Los elogios tienen peligro: creerse que uno
se ha vuelto infalible y vuela por encima del bien y el mal. Hay que relativizarlos”
Javier F. Maroto
Conversando con una alumna, me confesaba que a ella le costaba horrores elogiar a los demás. No estoy hablando de una chica fría y desalmada, sino todo lo contrario. Le pregunté si el motivo era que no encontraba nada para ensalzar. “No es eso, de hecho encuentro muchas cosas dignas de admiración, pero no me atrevo a expresarlo. A veces, lo único que consigo es elogiar indirectamente, como en broma”. Al expresarnos sinceramente, nos mostramos, nos exponemos, pero la alternativa, cerrarnos, impide crear sólidos hilos de unión.

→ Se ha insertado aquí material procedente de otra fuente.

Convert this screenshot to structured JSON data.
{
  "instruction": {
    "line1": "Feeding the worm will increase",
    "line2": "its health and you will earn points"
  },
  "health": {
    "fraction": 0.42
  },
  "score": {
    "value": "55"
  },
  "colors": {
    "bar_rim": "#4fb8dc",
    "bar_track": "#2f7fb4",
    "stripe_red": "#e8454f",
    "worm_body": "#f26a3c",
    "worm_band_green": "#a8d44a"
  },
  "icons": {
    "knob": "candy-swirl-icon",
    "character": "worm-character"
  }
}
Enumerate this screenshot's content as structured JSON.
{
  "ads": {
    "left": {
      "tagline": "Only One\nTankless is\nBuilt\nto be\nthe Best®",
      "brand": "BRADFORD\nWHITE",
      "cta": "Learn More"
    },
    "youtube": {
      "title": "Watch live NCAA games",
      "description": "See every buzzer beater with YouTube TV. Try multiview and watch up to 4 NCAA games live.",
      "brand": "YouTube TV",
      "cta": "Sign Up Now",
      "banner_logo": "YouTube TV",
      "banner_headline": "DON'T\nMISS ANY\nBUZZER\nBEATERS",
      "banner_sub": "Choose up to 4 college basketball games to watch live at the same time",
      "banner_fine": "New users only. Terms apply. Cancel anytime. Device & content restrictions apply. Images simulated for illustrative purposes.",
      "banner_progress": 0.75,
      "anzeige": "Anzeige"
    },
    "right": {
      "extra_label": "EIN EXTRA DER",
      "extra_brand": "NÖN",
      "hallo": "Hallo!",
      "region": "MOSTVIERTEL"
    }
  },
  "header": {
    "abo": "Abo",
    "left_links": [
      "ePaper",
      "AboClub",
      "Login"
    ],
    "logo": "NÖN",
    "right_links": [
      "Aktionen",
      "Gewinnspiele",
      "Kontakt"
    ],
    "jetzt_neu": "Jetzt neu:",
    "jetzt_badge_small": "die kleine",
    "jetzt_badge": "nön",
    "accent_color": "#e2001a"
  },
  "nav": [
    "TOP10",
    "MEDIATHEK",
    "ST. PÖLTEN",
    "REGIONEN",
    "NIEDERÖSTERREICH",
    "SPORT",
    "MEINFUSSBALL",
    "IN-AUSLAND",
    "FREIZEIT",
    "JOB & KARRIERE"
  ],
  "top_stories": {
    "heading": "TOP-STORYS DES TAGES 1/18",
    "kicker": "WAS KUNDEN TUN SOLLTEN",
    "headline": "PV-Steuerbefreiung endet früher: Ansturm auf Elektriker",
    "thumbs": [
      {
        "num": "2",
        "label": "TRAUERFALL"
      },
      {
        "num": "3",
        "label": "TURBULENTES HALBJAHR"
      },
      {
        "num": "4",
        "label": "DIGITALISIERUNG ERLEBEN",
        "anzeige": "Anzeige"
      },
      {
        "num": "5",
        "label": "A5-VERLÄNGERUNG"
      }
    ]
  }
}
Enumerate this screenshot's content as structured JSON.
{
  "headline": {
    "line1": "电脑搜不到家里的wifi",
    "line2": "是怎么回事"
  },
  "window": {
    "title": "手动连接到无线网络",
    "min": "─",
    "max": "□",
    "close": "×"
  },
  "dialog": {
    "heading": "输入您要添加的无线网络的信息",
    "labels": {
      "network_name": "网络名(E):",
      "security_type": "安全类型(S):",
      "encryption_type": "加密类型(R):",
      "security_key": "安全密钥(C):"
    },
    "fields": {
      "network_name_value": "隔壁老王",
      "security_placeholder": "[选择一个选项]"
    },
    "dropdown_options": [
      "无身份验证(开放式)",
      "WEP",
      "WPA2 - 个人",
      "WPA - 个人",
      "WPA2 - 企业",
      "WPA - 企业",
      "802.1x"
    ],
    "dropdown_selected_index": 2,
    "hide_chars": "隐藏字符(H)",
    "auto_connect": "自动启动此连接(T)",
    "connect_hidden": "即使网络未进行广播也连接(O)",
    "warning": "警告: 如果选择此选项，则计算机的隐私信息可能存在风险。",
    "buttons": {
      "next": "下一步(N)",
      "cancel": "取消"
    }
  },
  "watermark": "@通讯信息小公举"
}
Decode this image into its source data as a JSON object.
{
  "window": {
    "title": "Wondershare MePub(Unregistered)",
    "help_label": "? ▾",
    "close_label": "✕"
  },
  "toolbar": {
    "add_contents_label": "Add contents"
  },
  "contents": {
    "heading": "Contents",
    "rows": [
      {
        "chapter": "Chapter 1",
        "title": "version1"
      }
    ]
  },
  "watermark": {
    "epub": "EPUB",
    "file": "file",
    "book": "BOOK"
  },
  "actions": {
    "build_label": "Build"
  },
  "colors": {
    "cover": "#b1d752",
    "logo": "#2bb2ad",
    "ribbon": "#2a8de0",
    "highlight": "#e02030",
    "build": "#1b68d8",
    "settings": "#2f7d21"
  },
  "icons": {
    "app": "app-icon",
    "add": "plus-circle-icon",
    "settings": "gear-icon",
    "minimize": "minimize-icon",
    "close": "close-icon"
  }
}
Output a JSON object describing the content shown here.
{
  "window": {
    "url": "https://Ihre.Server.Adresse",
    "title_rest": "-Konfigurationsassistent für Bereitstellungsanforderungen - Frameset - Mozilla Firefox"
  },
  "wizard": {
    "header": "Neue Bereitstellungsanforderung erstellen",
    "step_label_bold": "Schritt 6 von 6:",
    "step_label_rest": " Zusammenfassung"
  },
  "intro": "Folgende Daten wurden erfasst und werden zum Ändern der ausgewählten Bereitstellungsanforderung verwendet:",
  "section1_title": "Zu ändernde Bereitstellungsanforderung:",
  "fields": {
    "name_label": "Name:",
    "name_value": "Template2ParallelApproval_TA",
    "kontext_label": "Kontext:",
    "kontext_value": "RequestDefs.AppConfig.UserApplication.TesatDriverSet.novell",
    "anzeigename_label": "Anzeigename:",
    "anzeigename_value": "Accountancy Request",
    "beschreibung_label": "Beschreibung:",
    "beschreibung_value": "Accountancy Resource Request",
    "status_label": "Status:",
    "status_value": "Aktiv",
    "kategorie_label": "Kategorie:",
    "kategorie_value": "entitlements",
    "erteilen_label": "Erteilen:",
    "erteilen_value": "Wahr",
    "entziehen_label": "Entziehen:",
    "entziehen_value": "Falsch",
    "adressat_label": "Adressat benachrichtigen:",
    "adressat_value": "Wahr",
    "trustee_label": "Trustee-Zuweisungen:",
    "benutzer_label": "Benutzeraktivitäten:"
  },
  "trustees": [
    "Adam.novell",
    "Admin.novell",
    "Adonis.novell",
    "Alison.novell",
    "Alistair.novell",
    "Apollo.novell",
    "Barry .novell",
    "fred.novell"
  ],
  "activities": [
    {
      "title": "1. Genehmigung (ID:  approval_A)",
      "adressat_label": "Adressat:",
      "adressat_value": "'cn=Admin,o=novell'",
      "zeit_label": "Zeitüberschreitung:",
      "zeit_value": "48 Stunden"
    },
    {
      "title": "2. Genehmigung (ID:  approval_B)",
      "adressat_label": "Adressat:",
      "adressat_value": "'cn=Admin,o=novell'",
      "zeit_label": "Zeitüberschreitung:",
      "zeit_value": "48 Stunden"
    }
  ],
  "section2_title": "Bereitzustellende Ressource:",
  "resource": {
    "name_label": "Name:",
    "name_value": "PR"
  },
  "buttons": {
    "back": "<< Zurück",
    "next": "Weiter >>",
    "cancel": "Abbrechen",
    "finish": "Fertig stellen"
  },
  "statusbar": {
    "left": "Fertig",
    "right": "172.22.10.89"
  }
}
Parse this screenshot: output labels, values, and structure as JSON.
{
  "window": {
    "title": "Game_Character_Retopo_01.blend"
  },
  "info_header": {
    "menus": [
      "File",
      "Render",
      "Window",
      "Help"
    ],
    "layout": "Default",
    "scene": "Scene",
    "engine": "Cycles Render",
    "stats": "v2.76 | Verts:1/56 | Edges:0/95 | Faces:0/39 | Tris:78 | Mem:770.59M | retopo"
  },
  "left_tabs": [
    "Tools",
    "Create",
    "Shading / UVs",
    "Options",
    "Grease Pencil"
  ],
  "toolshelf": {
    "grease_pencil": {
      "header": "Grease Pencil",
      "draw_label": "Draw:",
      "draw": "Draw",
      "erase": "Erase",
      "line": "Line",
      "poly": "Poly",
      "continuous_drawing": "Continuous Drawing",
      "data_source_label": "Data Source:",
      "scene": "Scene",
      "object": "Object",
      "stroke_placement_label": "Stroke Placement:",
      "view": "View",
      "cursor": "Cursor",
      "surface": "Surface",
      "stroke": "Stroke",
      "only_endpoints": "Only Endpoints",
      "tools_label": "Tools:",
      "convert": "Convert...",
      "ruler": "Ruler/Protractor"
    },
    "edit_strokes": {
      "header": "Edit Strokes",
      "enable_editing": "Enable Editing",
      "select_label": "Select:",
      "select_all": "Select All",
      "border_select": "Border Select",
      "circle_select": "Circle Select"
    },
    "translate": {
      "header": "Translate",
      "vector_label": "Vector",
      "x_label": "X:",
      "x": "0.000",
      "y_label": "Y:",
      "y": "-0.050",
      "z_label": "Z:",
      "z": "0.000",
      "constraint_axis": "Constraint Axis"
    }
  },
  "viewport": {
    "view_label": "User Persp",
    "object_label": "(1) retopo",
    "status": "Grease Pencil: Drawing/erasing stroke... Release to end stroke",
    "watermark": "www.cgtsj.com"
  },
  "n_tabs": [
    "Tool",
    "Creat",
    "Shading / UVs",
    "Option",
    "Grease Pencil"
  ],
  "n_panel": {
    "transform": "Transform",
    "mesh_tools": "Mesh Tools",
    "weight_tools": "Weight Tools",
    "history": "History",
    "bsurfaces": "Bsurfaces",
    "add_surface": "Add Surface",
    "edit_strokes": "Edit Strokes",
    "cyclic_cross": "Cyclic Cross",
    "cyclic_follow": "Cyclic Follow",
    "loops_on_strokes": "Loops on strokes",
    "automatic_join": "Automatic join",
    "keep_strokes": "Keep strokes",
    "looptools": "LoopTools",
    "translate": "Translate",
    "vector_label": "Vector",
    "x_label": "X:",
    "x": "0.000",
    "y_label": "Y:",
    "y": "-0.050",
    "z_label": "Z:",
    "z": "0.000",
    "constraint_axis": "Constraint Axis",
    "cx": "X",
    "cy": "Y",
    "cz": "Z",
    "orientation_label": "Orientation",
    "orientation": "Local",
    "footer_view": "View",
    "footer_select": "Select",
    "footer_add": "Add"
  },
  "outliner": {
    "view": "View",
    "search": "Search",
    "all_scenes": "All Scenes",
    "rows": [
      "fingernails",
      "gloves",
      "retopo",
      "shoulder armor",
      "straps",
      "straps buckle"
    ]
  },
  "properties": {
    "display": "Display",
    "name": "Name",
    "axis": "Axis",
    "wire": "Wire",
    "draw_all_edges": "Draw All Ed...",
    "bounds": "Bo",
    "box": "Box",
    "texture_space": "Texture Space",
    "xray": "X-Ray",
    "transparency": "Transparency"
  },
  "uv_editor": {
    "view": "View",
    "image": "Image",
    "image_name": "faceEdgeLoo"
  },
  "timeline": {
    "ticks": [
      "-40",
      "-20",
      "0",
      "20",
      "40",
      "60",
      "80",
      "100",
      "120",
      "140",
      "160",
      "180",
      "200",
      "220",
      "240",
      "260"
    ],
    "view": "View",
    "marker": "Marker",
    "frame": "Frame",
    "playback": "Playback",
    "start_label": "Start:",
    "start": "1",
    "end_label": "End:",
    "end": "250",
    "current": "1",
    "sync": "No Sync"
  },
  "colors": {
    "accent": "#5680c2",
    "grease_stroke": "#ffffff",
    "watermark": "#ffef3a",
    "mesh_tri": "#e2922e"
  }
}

No todos los elogios sientan igual. Los hay que saben a interés y resultan más bien tóxicos. Otros huelen a formulismo y nos dejan impasibles. Los que realmente nos nutren son los que salen del alma. En particular, nos gustan los concretos, no es lo mismo “buen trabajo” que “me gusta cómo está redactado tu trabajo, los esquemas que empleas y la presentación”. Las especificaciones lo convierten en más real y nos ayudan verdaderamente a mejorar. Si decimos las cosas en el momento en que se “tienen que decir”, parece demasiado protocolario. Un amigo nos enseña su piso, el “qué bonito es” en el mismo momento puede parecer porque toca. Si se lo repetimos al día siguiente por teléfono, la verosimilitud de nuestra opinión se multiplica. Son detalles esenciales que a menudo olvidamos.
Si el simple aleteo de una mariposa puede provocar un tsunami al otro lado del mundo, ¿qué pasaría si hoy todos nos pusiéramos de acuerdo en regalar elogios sinceros?